Agenda

  • Introduce R Markdown to create a report that combines text, code, and output
  • Use markdown syntax to add headers, formatted text, images, and more
  • Create code chunks to embed R code in your report
  • Debug common R Markdown errors
  • Add interactivity with HTML widgets

Cheatsheets

Resources

The R Markdown parts of the R4DS textbook are Chapters 27 and 29.

For a deeper dive into R Markdown, the official R Markdown text is R Markdown: The Definitive Guide. It is most useful to have as a reference.

Another great reference text for R Markdown that contains examples of many R Markdown features is R Markdown Cookbook.

I also recommend checking out RStudio website for R Markdown. The Getting Started and Gallery pages gives a visual overview of many of the things you can build with R Markdown.

Homework Exercises

Download hw4-exercise1.Rmd
Download cloudbuddy.png
  1. Recreate a report: Download the R Markdown document and image above and store them in a new R Project alongside the cloudbuddy data from the course. Use the downloaded document as a starting point and modify it so that it ends up looking like this final report. Here are some tips:

    • The report purposefully contains a few errors that prevent the document from knitting. You should start by fixing these first.

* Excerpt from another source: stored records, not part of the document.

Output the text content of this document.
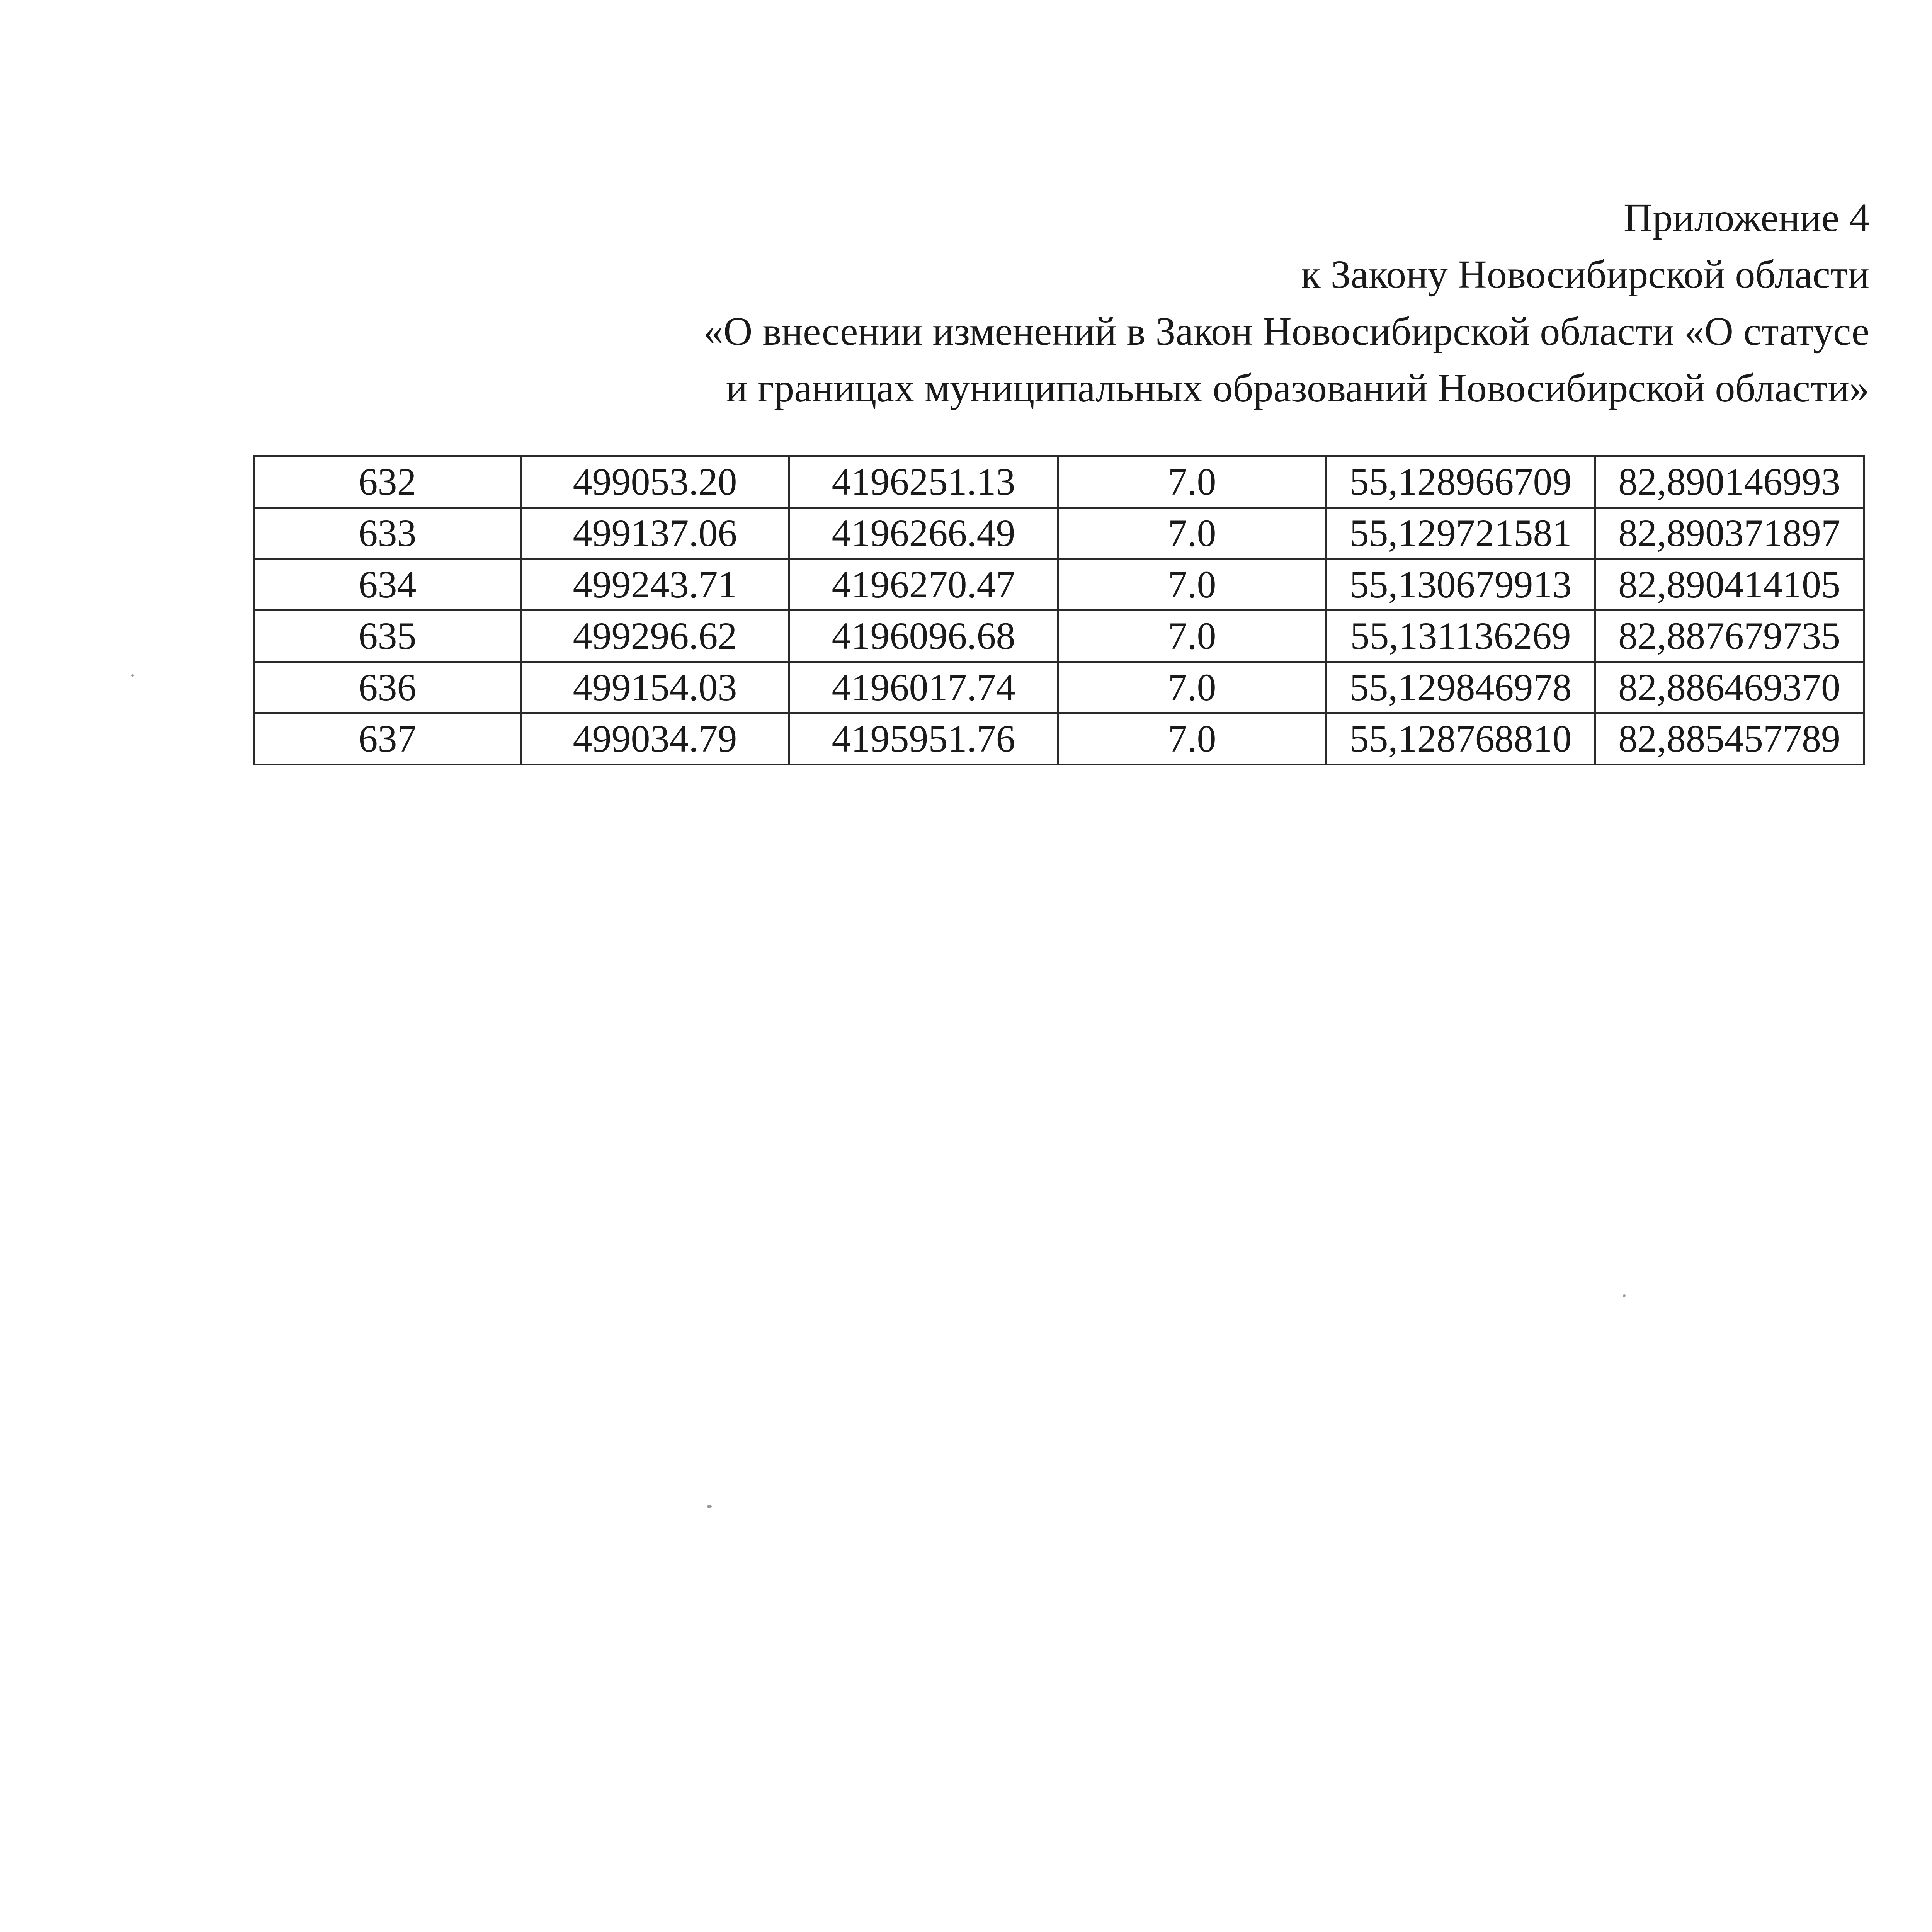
Приложение 4
к Закону Новосибирской области
«О внесении изменений в Закон Новосибирской области «О статусе
и границах муниципальных образований Новосибирской области»
632	499053.20	4196251.13	7.0	55,128966709	82,890146993
633	499137.06	4196266.49	7.0	55,129721581	82,890371897
634	499243.71	4196270.47	7.0	55,130679913	82,890414105
635	499296.62	4196096.68	7.0	55,131136269	82,887679735
636	499154.03	4196017.74	7.0	55,129846978	82,886469370
637	499034.79	4195951.76	7.0	55,128768810	82,885457789
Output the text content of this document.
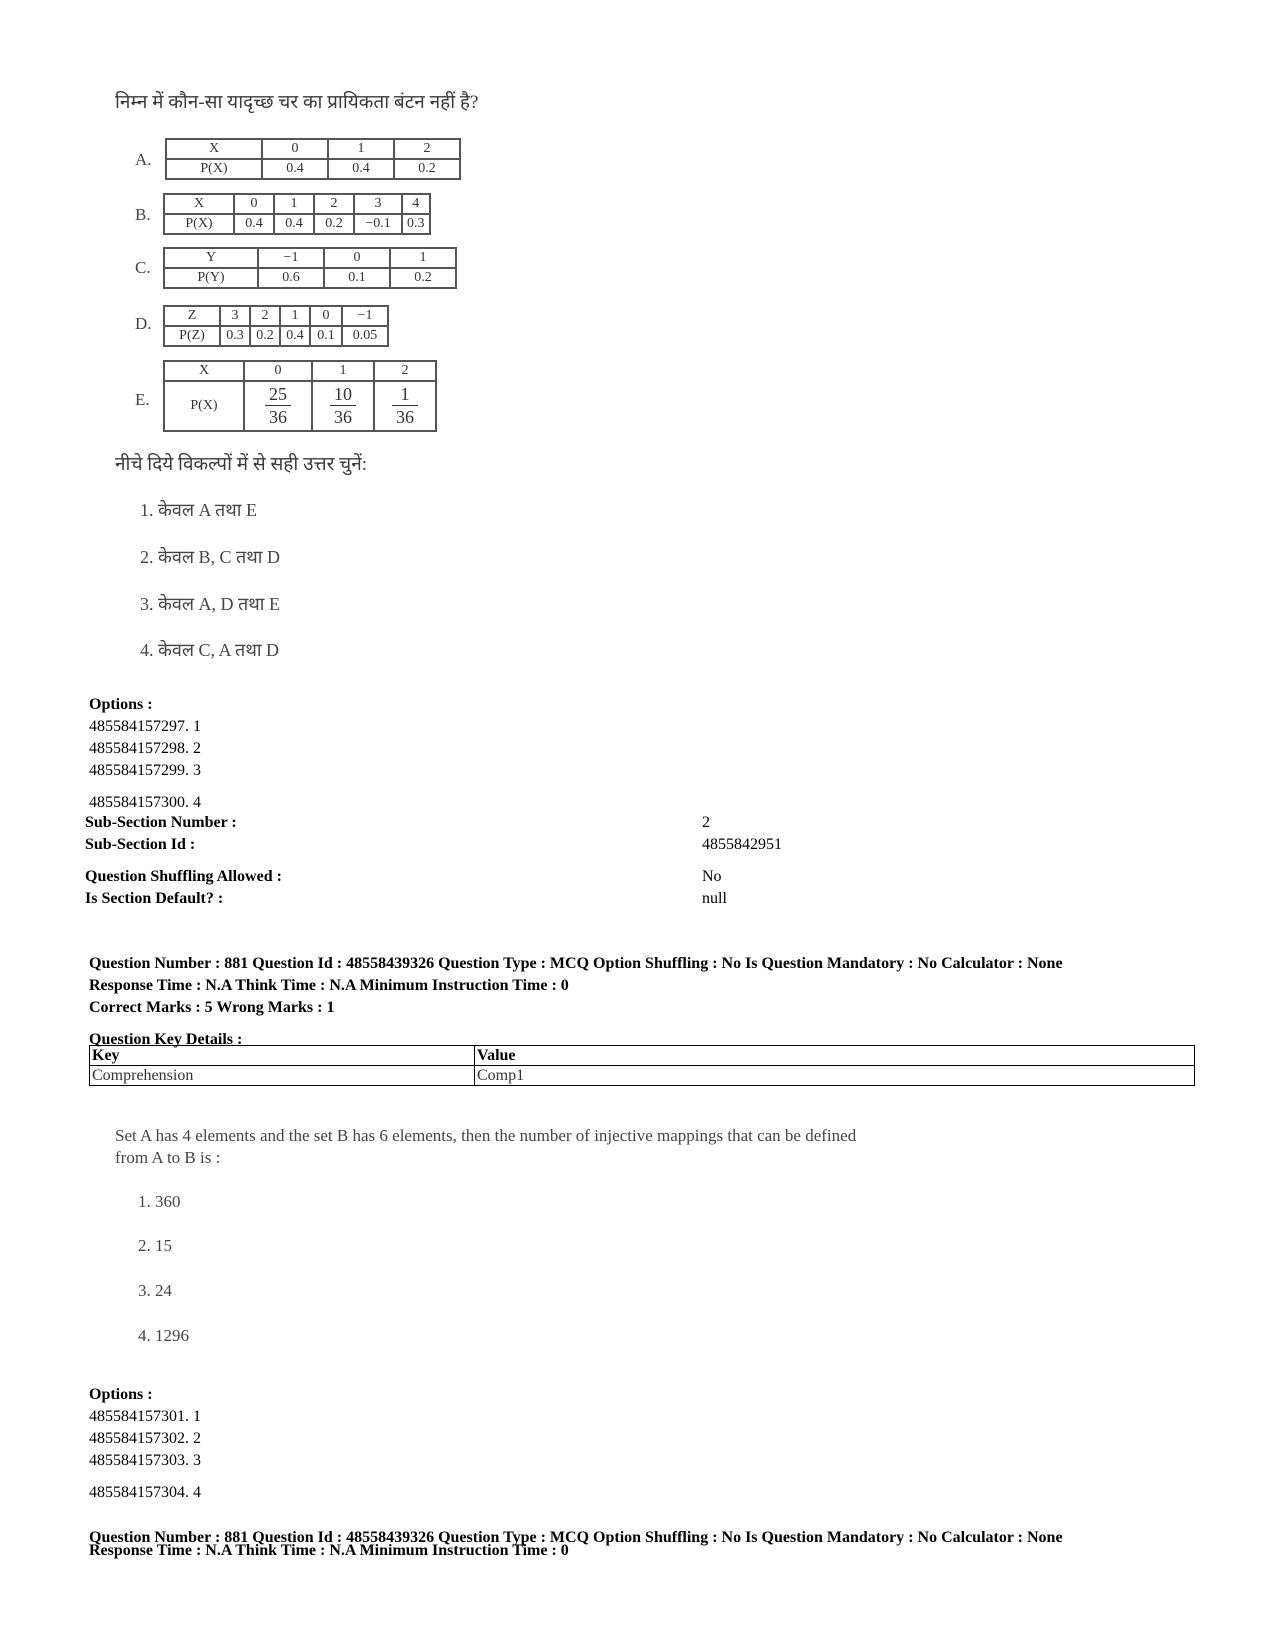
निम्न में कौन-सा यादृच्छ चर का प्रायिकता बंटन नहीं है?
A.
X	0	1	2
P(X)	0.4	0.4	0.2
B.
X	0	1	2	3	4
P(X)	0.4	0.4	0.2	−0.1	0.3
C.
Y	−1	0	1
P(Y)	0.6	0.1	0.2
D.	Z	3	2	1	0	−1
P(Z)	0.3	0.2	0.4	0.1	0.05
E.
X	0	1	2
P(X)	$\frac{25}{36}$	$\frac{10}{36}$	$\frac{1}{36}$
नीचे दिये विकल्पों में से सही उत्तर चुनें:
1. केवल A तथा E
2. केवल B, C तथा D
3. केवल A, D तथा E
4. केवल C, A तथा D
Options :
485584157297. 1
485584157298. 2
485584157299. 3
485584157300. 4
Sub-Section Number :	2
Sub-Section Id :	4855842951
Question Shuffling Allowed :	No
Is Section Default? :	null
Question Number : 881 Question Id : 48558439326 Question Type : MCQ Option Shuffling : No Is Question Mandatory : No Calculator : None
Response Time : N.A Think Time : N.A Minimum Instruction Time : 0
Correct Marks : 5 Wrong Marks : 1
Question Key Details :
Key	Value
Comprehension	Comp1
Set A has 4 elements and the set B has 6 elements, then the number of injective mappings that can be defined
from A to B is :
1. 360
2. 15
3. 24
4. 1296
Options :
485584157301. 1
485584157302. 2
485584157303. 3
485584157304. 4
Question Number : 881 Question Id : 48558439326 Question Type : MCQ Option Shuffling : No Is Question Mandatory : No Calculator : None
Response Time : N.A Think Time : N.A Minimum Instruction Time : 0
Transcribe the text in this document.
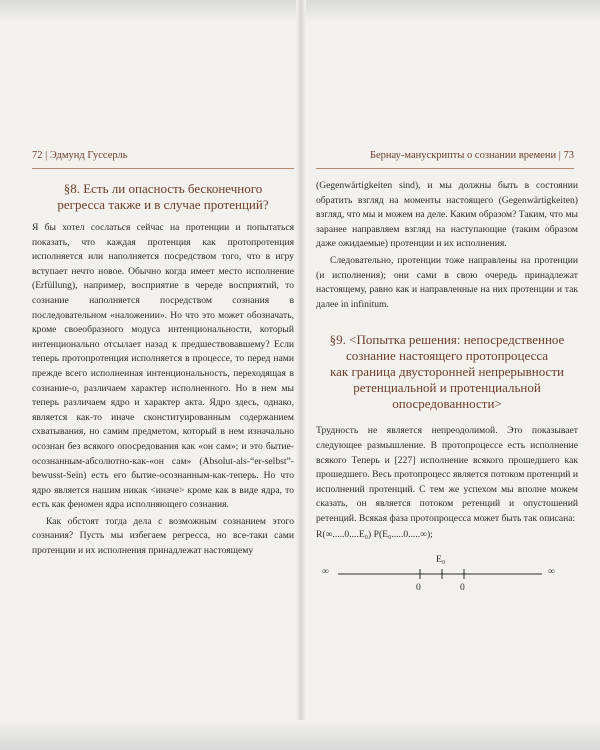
72 | Эдмунд Гуссерль
§8. Есть ли опасность бесконечного
регресса также и в случае протенций?

Я бы хотел сослаться сейчас на протенции и попытаться показать, что каждая протенция как протопротенция исполняется или наполняется посредством того, что в игру вступает нечто новое. Обычно когда имеет место исполнение (Erfüllung), например, восприятие в череде восприятий, то сознание наполняется посредством сознания в последовательном «наложении». Но что это может обозначать, кроме своеобразного модуса интенциональности, который интенционально отсылает назад к предшествовавшему? Если теперь протопротенция исполняется в процессе, то перед нами прежде всего исполненная интенциональность, переходящая в сознание-о, различаем характер исполненного. Но в нем мы теперь различаем ядро и характер акта. Ядро здесь, однако, является как-то иначе сконституированным содержанием схватывания, но самим предметом, который в нем изначально осознан без всякого опосредования как «он сам»; и это бытие-осознанным-абсолютно-как-«он сам» (Absolut-als-“er-selbst”-bewusst-Sein) есть его бытие-осознанным-как-теперь. Но что ядро является нашим никак <иначе> кроме как в виде ядра, то есть как феномен ядра исполняющего сознания.

Как обстоят тогда дела с возможным сознанием этого сознания? Пусть мы избегаем регресса, но все-таки сами протенции и их исполнения принадлежат настоящему

Бернау-манускрипты о сознании времени | 73

(Gegenwärtigkeiten sind), и мы должны быть в состоянии обратить взгляд на моменты настоящего (Gegenwärtigkeiten) взгляд, что мы и можем на деле. Каким образом? Таким, что мы заранее направляем взгляд на наступающие (таким образом даже ожидаемые) протенции и их исполнения.

Следовательно, протенции тоже направлены на протенции (и исполнения); они сами в свою очередь принадлежат настоящему, равно как и направленные на них протенции и так далее in infinitum.

§9. <Попытка решения: непосредственное
сознание настоящего протопроцесса
как граница двусторонней непрерывности
ретенциальной и протенциальной
опосредованности>

Трудность не является непреодолимой. Это показывает следующее размышление. В протопроцессе есть исполнение всякого Теперь и [227] исполнение всякого прошедшего как прошедшего. Весь протопроцесс является потоком протенций и исполнений протенций. С тем же успехом мы вполне можем сказать, он является потоком ретенций и опустошений ретенций. Всякая фаза протопроцесса может быть так описана:

R(∞.....0....E₀) P(E₀.....0.....∞);
∞	∞
E₀
0	0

    • There are ~15 other modifications you’ll need to make. Aside from loading packages and reading in data, you should not need to make substantial edits to the existing source code within the chunks. You also should not need to delete existing code chunks. There are a couple features which you may have to look up how to do using outside resources:

      1. Add appropriate headers
      2. A floating table of contents
      3. Use links
      4. Add footnotes
      5. Add a centered image with 80% width
      6. Use inline code
      7. Make table output interactive
      8. Add white space between all sections
      9. Create tabsets (hint: see this resource)
      10. Turn one of the ggplots into an interactive plot
      11. Allow code to be toggled between shown and hidden
      12. Use code chunk options to control whether code and/or output can be shown
      13. Suppress all warnings and messages
      14. Adding the flatly theme to your report
      15. Attempt something new: An important part of learning R is teaching yourself how to do something that you haven’t explicitly been taught. At the end of the cloudbuddy report is an empty code chunk. Within this code chunk, do something new with the cloudbuddy data that you haven’t tried in previous sessions or exercises. For example, this can be creating a new table using a dplyr function, attempting to customize a ggplot in a new way. Attempts that end in failure are okay, and exploring a new function or package is encouraged!
    • Save your modified report as session-04-cloudbuddy.Rmd.

    • Here is an annotated version of the final report to help you spot some of the differences.

  2. Render a tufte document: Make sure the tufte R package is installed. Make changes the YAML of your modified report so that it knits as a tufte document. Save your tufte report as session-04-tufte.Rmd.

  3. Knit to PDF: Create one new R Markdown document from the new document icon in the IDE. Knit it to a PDF document. (You may need to install LaTeX in order to build the PDF output — RStudio will prompt you if this is necessary, or install the tinytex package and then run this code: tinytex::install_tinytex()).

    • Save your PDF as session-04-pdf.Rmd.
    • What happens if you try to knit session-04-cloudbuddy.Rmd to a PDF document? Can you get it to work?